#  > Petroleum Industry Zone >  > Electrical & Power Engineering >  >  >  Etap 18.0

## moduqa

Hi all


Etap 18.0 is not out yet
But i have the m.e.d.e.c.i.n.e.

I sell for $1 million :Friendly Wink: See More: Etap 18.0

----------


## mukhriz

maybe Saftware is interested

Sent from my ASUS_T00J using Tapatalk

----------


## fgf

> maybe Saftware is interested
> 
> Sent from my ASUS_T00J using Tapatalk



lol....

----------


## gustav

Nice..we just had someone with V16 m3d. And now V18 is available.. :Smile:

----------


## himmelstern

there's no etap 18. Etap 14 was started produced at 2014* etap 16 start produced at 2016.
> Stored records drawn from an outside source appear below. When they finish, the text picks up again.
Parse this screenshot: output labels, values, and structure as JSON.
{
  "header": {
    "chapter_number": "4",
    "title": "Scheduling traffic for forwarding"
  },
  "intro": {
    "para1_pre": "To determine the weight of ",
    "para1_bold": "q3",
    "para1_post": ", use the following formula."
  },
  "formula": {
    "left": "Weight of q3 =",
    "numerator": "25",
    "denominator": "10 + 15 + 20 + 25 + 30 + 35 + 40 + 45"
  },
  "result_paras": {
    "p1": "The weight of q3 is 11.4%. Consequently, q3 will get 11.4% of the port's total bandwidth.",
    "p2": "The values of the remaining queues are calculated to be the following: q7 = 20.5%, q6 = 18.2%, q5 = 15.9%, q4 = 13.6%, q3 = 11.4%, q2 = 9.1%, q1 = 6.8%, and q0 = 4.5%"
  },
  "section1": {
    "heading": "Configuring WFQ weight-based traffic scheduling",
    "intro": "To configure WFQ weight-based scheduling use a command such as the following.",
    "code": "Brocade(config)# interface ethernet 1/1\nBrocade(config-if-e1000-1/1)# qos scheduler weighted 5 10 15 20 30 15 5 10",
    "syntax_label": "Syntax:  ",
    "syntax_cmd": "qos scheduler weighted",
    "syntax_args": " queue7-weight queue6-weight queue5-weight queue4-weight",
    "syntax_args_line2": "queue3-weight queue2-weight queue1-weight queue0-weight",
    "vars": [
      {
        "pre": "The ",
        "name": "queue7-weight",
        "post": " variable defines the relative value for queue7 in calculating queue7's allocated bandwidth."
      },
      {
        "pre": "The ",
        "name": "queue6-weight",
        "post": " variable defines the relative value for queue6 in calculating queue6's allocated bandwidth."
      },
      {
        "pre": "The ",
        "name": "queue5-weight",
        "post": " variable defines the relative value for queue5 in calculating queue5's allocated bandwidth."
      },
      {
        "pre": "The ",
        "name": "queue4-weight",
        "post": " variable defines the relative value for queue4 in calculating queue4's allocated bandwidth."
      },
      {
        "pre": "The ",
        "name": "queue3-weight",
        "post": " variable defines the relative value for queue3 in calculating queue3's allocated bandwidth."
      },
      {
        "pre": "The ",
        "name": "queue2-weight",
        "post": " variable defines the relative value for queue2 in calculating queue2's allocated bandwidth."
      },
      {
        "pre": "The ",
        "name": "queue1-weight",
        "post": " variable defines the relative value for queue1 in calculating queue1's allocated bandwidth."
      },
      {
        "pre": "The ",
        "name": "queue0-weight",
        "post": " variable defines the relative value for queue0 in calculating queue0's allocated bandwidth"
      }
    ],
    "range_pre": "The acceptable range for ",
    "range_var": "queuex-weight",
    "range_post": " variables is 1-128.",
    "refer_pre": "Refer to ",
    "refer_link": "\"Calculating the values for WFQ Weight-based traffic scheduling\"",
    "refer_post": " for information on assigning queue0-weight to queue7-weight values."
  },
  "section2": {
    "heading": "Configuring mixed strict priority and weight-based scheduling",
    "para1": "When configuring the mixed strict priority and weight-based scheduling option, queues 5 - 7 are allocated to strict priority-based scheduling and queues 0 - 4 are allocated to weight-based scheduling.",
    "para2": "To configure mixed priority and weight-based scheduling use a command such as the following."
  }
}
the same for 12 - 2012* 11 - 2011.

medic.ine resellers and scramers do a lot of noise in forums.

----------


## moduqa

> there's no etap 18. Etap 14 was started produced at 2014* etap 16 start produced at 2016.
> 
> the same for 12 - 2012* 11 - 2011.
> 
> medic.ine resellers and scramers do a lot of noise in forums.
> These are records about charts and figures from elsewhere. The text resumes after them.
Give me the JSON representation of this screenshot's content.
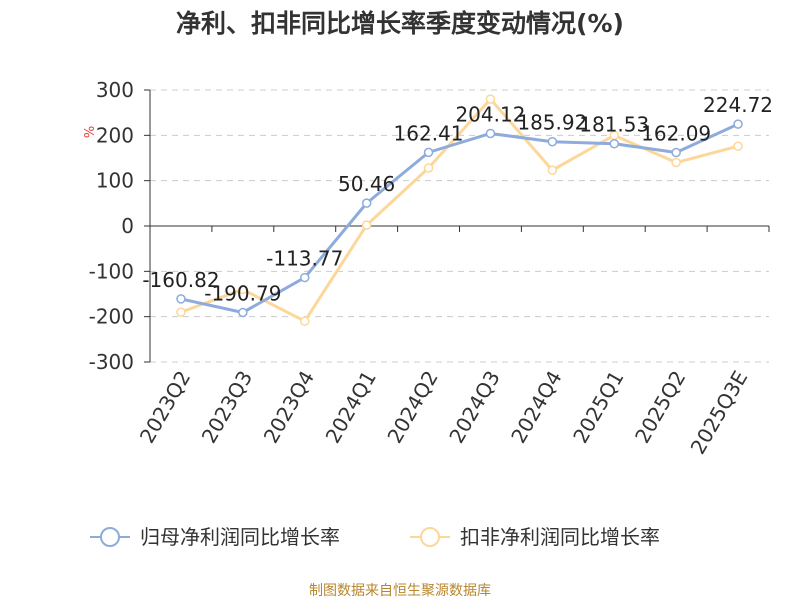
{
  "chart_data": {
    "type": "line",
    "title": "净利、扣非同比增长率季度变动情况(%)",
    "ylabel": "%",
    "ylim": [
      -300,
      300
    ],
    "yticks": [
      300,
      200,
      100,
      0,
      -100,
      -200,
      -300
    ],
    "categories": [
      "2023Q2",
      "2023Q3",
      "2023Q4",
      "2024Q1",
      "2024Q2",
      "2024Q3",
      "2024Q4",
      "2025Q1",
      "2025Q2",
      "2025Q3E"
    ],
    "grid": true,
    "legend_position": "bottom",
    "series": [
      {
        "name": "归母净利润同比增长率",
        "color": "#8dabdc",
        "values": [
          -160.82,
          -190.79,
          -113.77,
          50.46,
          162.41,
          204.12,
          185.92,
          181.53,
          162.09,
          224.72
        ],
        "labels": [
          "-160.82",
          "-190.79",
          "-113.77",
          "50.46",
          "162.41",
          "204.12",
          "185.92",
          "181.53",
          "162.09",
          "224.72"
        ]
      },
      {
        "name": "扣非净利润同比增长率",
        "color": "#fdd79a",
        "values": [
          -190,
          -140,
          -210,
          2,
          128,
          280,
          123,
          200,
          140,
          176
        ]
      }
    ]
  },
  "source": "制图数据来自恒生聚源数据库"
}
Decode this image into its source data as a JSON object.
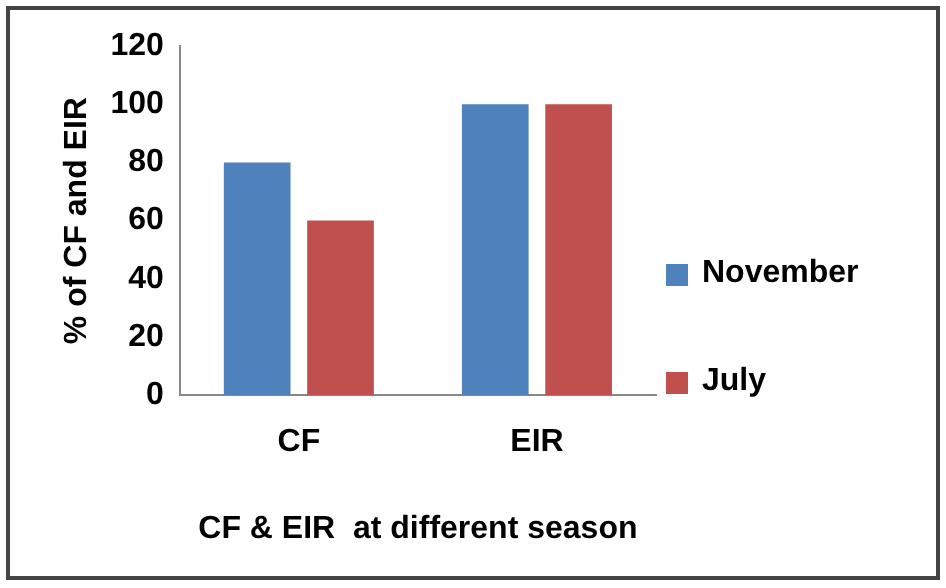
{
  "chart_data": {
    "type": "bar",
    "xlabel": "CF & EIR  at different season",
    "ylabel": "% of CF and EIR",
    "categories": [
      "CF",
      "EIR"
    ],
    "series": [
      {
        "name": "November",
        "color": "#4f81bd",
        "values": [
          80,
          100
        ]
      },
      {
        "name": "July",
        "color": "#c0504d",
        "values": [
          60,
          100
        ]
      }
    ],
    "ylim": [
      0,
      120
    ],
    "yticks": [
      0,
      20,
      40,
      60,
      80,
      100,
      120
    ],
    "grid": false,
    "legend": "right"
  }
}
well* can't say you are wrong

----------


## himmelstern

how you can prove it? any source different than wikipedia?

----------


## ionioni

....

----------


## himmelstern

thanks

----------


## fgf

Please share ETAP 18 installation files

----------


## gustav

pls share..hehehe

----------


## orlyboy

my guess is..there will be no etap 18 to be released* maybe there will be an upgrade for 16.0.0 to 16.x.x.
the next major release maybe is etap 20.0.0..lol..

----------


## moduqa

> pls share..hehehe



**[link Point to another website Only the registered members can access]
*link*




<![CDATA[[Only Registered And Activated Users Can See Links]
**[link Point to another website Only the registered members can access]
*link*




<![CDATA[[Only Registered And Activated Users Can See Links]
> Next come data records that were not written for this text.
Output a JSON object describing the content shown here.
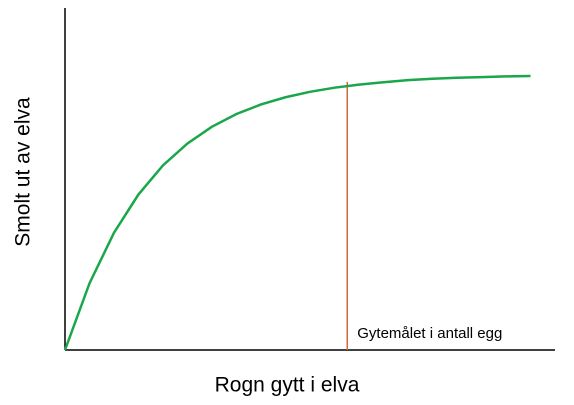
{
  "chart_data": {
    "type": "line",
    "x_label": "Rogn gytt i elva",
    "y_label": "Smolt ut av elva",
    "xlim": [
      0,
      100
    ],
    "ylim": [
      0,
      100
    ],
    "x": [
      0,
      5,
      10,
      15,
      20,
      25,
      30,
      35,
      40,
      45,
      50,
      55,
      60,
      65,
      70,
      75,
      80,
      85,
      90,
      95
    ],
    "series": [
      {
        "color": "#1aa64a",
        "values": [
          0,
          19.5,
          34.3,
          45.5,
          54.0,
          60.4,
          65.3,
          69.0,
          71.8,
          73.9,
          75.5,
          76.7,
          77.6,
          78.3,
          78.9,
          79.3,
          79.6,
          79.8,
          80.0,
          80.1
        ]
      }
    ],
    "annotation": {
      "text": "Gytemålet i antall egg",
      "x": 57.6,
      "y": 78.4,
      "color": "#d2693c"
    }
  }
}
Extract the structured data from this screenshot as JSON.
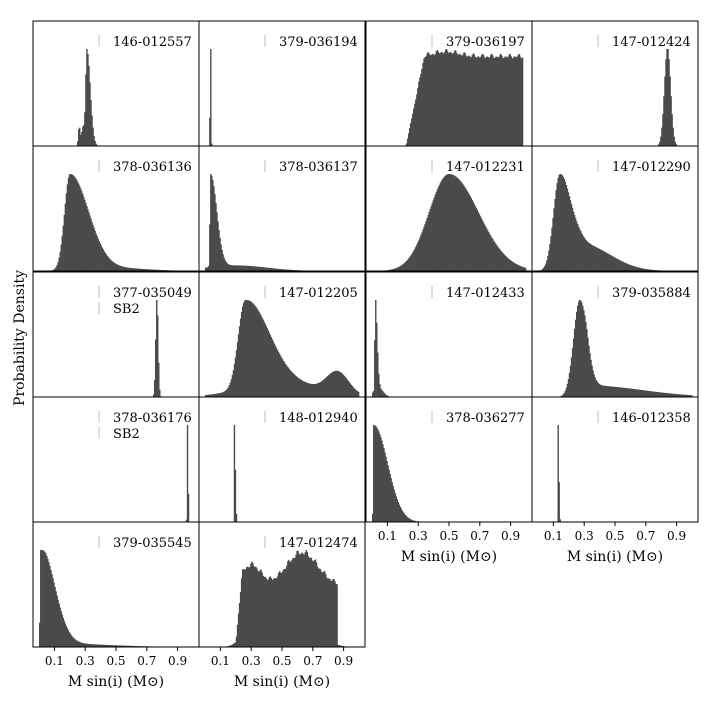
{
  "chart_data": {
    "type": "histogram-grid",
    "ylabel": "Probability Density",
    "xlabel": "M sin(i) (M⊙)",
    "xlim": [
      0.0,
      1.0
    ],
    "xticks": [
      0.1,
      0.3,
      0.5,
      0.7,
      0.9
    ],
    "xtick_labels": [
      "0.1",
      "0.3",
      "0.5",
      "0.7",
      "0.9"
    ],
    "panels": [
      {
        "id": "146-012557",
        "note": "",
        "dist": [
          {
            "type": "asym",
            "c": 0.31,
            "wl": 0.008,
            "wr": 0.022,
            "a": 1.0
          },
          {
            "type": "gauss",
            "c": 0.285,
            "w": 0.01,
            "a": 0.2
          },
          {
            "type": "gauss",
            "c": 0.26,
            "w": 0.006,
            "a": 0.2
          }
        ]
      },
      {
        "id": "379-036194",
        "note": "",
        "dist": [
          {
            "type": "gauss",
            "c": 0.035,
            "w": 0.003,
            "a": 1.0
          }
        ]
      },
      {
        "id": "379-036197",
        "note": "",
        "dist": [
          {
            "type": "plateau",
            "x0": 0.22,
            "x1": 0.98,
            "ramp": 0.12,
            "a": 0.93,
            "noise": 0.03
          },
          {
            "type": "gauss",
            "c": 0.48,
            "w": 0.08,
            "a": 0.05
          }
        ]
      },
      {
        "id": "147-012424",
        "note": "",
        "dist": [
          {
            "type": "gauss",
            "c": 0.84,
            "w": 0.02,
            "a": 1.0
          }
        ]
      },
      {
        "id": "378-036136",
        "note": "",
        "dist": [
          {
            "type": "asym",
            "c": 0.2,
            "wl": 0.035,
            "wr": 0.12,
            "a": 1.0
          },
          {
            "type": "gauss",
            "c": 0.5,
            "w": 0.2,
            "a": 0.03
          }
        ]
      },
      {
        "id": "378-036137",
        "note": "",
        "dist": [
          {
            "type": "asym",
            "c": 0.035,
            "wl": 0.004,
            "wr": 0.04,
            "a": 1.0
          },
          {
            "type": "gauss",
            "c": 0.2,
            "w": 0.2,
            "a": 0.06
          }
        ]
      },
      {
        "id": "147-012231",
        "note": "",
        "dist": [
          {
            "type": "asym",
            "c": 0.5,
            "wl": 0.13,
            "wr": 0.19,
            "a": 1.0
          }
        ]
      },
      {
        "id": "147-012290",
        "note": "",
        "dist": [
          {
            "type": "asym",
            "c": 0.14,
            "wl": 0.04,
            "wr": 0.07,
            "a": 1.0
          },
          {
            "type": "asym",
            "c": 0.29,
            "wl": 0.07,
            "wr": 0.18,
            "a": 0.28
          }
        ]
      },
      {
        "id": "377-035049",
        "note": "SB2",
        "dist": [
          {
            "type": "gauss",
            "c": 0.765,
            "w": 0.008,
            "a": 1.0
          }
        ]
      },
      {
        "id": "147-012205",
        "note": "",
        "dist": [
          {
            "type": "asym",
            "c": 0.26,
            "wl": 0.045,
            "wr": 0.15,
            "a": 1.0
          },
          {
            "type": "gauss",
            "c": 0.5,
            "w": 0.25,
            "a": 0.16
          },
          {
            "type": "gauss",
            "c": 0.86,
            "w": 0.07,
            "a": 0.24
          }
        ]
      },
      {
        "id": "147-012433",
        "note": "",
        "dist": [
          {
            "type": "asym",
            "c": 0.02,
            "wl": 0.003,
            "wr": 0.012,
            "a": 1.0
          },
          {
            "type": "gauss",
            "c": 0.04,
            "w": 0.03,
            "a": 0.1
          }
        ]
      },
      {
        "id": "379-035884",
        "note": "",
        "dist": [
          {
            "type": "asym",
            "c": 0.27,
            "wl": 0.04,
            "wr": 0.045,
            "a": 1.0
          },
          {
            "type": "asym",
            "c": 0.32,
            "wl": 0.02,
            "wr": 0.35,
            "a": 0.12
          }
        ]
      },
      {
        "id": "378-036176",
        "note": "SB2",
        "dist": [
          {
            "type": "gauss",
            "c": 0.965,
            "w": 0.003,
            "a": 1.0
          }
        ]
      },
      {
        "id": "148-012940",
        "note": "",
        "dist": [
          {
            "type": "asym",
            "c": 0.19,
            "wl": 0.002,
            "wr": 0.006,
            "a": 1.0
          }
        ]
      },
      {
        "id": "378-036277",
        "note": "",
        "dist": [
          {
            "type": "asym",
            "c": 0.01,
            "wl": 0.003,
            "wr": 0.09,
            "a": 1.0
          }
        ]
      },
      {
        "id": "146-012358",
        "note": "",
        "dist": [
          {
            "type": "asym",
            "c": 0.13,
            "wl": 0.002,
            "wr": 0.005,
            "a": 1.0
          }
        ]
      },
      {
        "id": "379-035545",
        "note": "",
        "dist": [
          {
            "type": "asym",
            "c": 0.01,
            "wl": 0.004,
            "wr": 0.09,
            "a": 1.0
          },
          {
            "type": "asym",
            "c": 0.05,
            "wl": 0.02,
            "wr": 0.35,
            "a": 0.04
          }
        ]
      },
      {
        "id": "147-012474",
        "note": "",
        "dist": [
          {
            "type": "plateau",
            "x0": 0.2,
            "x1": 0.86,
            "ramp": 0.04,
            "a": 0.6,
            "noise": 0.04
          },
          {
            "type": "gauss",
            "c": 0.3,
            "w": 0.06,
            "a": 0.2
          },
          {
            "type": "gauss",
            "c": 0.63,
            "w": 0.1,
            "a": 0.32
          }
        ]
      }
    ]
  }
}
**[link Point to another website Only the registered members can access]
*link*




<![CDATA[[Only Registered And Activated Users Can See Links]
**[link Point to another website Only the registered members can access]
*link*




<![CDATA[[Only Registered And Activated Users Can See Links]
**[link Point to another website Only the registered members can access]
*link*




<![CDATA[[Only Registered And Activated Users Can See Links]
**[link Point to another website Only the registered members can access]
*link*




<![CDATA[[Only Registered And Activated Users Can See Links]
**[link Point to another website Only the registered members can access]
*link*




<![CDATA[[Only Registered And Activated Users Can See Links]
**[link Point to another website Only the registered members can access]
*link*




<![CDATA[[Only Registered And Activated Users Can See Links]
**[link Point to another website Only the registered members can access]
*link*




<![CDATA[[Only Registered And Activated Users Can See Links]
**[link Point to another website Only the registered members can access]
*link*




<![CDATA[[Only Registered And Activated Users Can See Links]
**[link Point to another website Only the registered members can access]
*link*




<![CDATA[[Only Registered And Activated Users Can See Links]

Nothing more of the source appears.